Gaseous substances are adsorbed in the large pores of the carbon molecular sieve, and the pores act as channels. The adsorbed molecules are transported to the micropores, and the real adsorption occurs in the micropores. In carbon molecular sieves with a large number of pores, the smaller molecules can spread rapidly into the pores, while large-sized molecules are prevented from entering. Different gas molecules have different diffusion rates, which can effectively separate the components of the gas mixture. Therefore, the size of the molecules on the carbon molecular sieve is different, and the internal pore diameters of the carbon molecular sieve are distributed between 0.28 and 0.37 nm.

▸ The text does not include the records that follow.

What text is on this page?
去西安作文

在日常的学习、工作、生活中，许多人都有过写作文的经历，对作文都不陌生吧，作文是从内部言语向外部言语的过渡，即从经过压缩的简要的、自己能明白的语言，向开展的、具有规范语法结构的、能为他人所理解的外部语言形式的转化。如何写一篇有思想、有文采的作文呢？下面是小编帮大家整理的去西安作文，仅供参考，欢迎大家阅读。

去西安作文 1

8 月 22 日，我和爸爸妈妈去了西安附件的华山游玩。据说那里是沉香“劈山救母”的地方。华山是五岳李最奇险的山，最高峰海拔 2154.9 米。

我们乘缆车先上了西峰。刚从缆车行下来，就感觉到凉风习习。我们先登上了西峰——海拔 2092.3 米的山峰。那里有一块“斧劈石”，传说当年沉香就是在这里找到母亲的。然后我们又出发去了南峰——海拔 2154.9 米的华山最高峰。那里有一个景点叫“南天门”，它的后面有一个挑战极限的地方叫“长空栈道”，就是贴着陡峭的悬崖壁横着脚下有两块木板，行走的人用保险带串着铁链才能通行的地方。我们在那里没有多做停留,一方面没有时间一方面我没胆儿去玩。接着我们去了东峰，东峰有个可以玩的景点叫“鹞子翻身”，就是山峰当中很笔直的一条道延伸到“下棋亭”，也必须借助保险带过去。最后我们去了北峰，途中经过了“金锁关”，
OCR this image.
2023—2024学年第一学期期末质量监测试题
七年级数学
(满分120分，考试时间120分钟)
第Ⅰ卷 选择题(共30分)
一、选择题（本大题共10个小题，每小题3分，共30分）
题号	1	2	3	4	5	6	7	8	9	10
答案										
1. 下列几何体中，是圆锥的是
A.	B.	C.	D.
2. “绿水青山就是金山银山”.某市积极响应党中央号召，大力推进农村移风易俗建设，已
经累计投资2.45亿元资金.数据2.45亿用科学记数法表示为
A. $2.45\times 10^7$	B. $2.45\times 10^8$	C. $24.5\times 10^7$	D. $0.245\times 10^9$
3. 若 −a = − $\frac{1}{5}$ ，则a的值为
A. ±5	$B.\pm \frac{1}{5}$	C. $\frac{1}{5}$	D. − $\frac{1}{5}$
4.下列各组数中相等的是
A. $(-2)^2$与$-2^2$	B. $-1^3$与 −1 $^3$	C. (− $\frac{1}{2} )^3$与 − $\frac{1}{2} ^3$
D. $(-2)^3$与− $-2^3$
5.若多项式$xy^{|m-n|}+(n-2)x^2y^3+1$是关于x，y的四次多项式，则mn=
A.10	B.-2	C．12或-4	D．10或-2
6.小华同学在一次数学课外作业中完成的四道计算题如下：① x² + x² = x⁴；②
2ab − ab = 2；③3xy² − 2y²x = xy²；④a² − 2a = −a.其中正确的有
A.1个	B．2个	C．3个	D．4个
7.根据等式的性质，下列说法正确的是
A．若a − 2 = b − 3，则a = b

Within this pore diameter range, oxygen can spread rapidly through the porous openings of the pores, while nitrogen is difficult to enter the micropores, allowing oxygen and nitrogen to be separated. If the pore diameter is too large, oxygen and nitrogen molecules in the porous medium of the carbon molecular sieve can easily enter, but there is no separation effect; if the pore diameter is too small, oxygen and nitrogen cannot enter the micropores, but there is no separation effect.
III. Carbon Molecular Sieve Air Separation for Nitrogen Production
Air separation for nitrogen production is achieved by utilizing the different van der Waals forces of O2 and N2 on the carbon molecular sieve, resulting in different diffusion rates. Since the diffusion rate of O2 is much higher than that of N2, the content of N2 in the product gas is increased. By taking advantage of the different adsorption capacities of O2 and N2 by the carbon molecular sieve, the separation of N2 and O2 from the air is accomplished through the operation process of pressurized adsorption and decompression desorption. There are many preparation methods for carbon molecular sieves, including carbonization method, gas activation method, coating method, carbon deposition method, and thermal polymerization method, etc. Generally, in the specific preparation process, several methods are often combined based on specific equipment and raw materials, so as to prepare high-performance carbon molecular sieve products.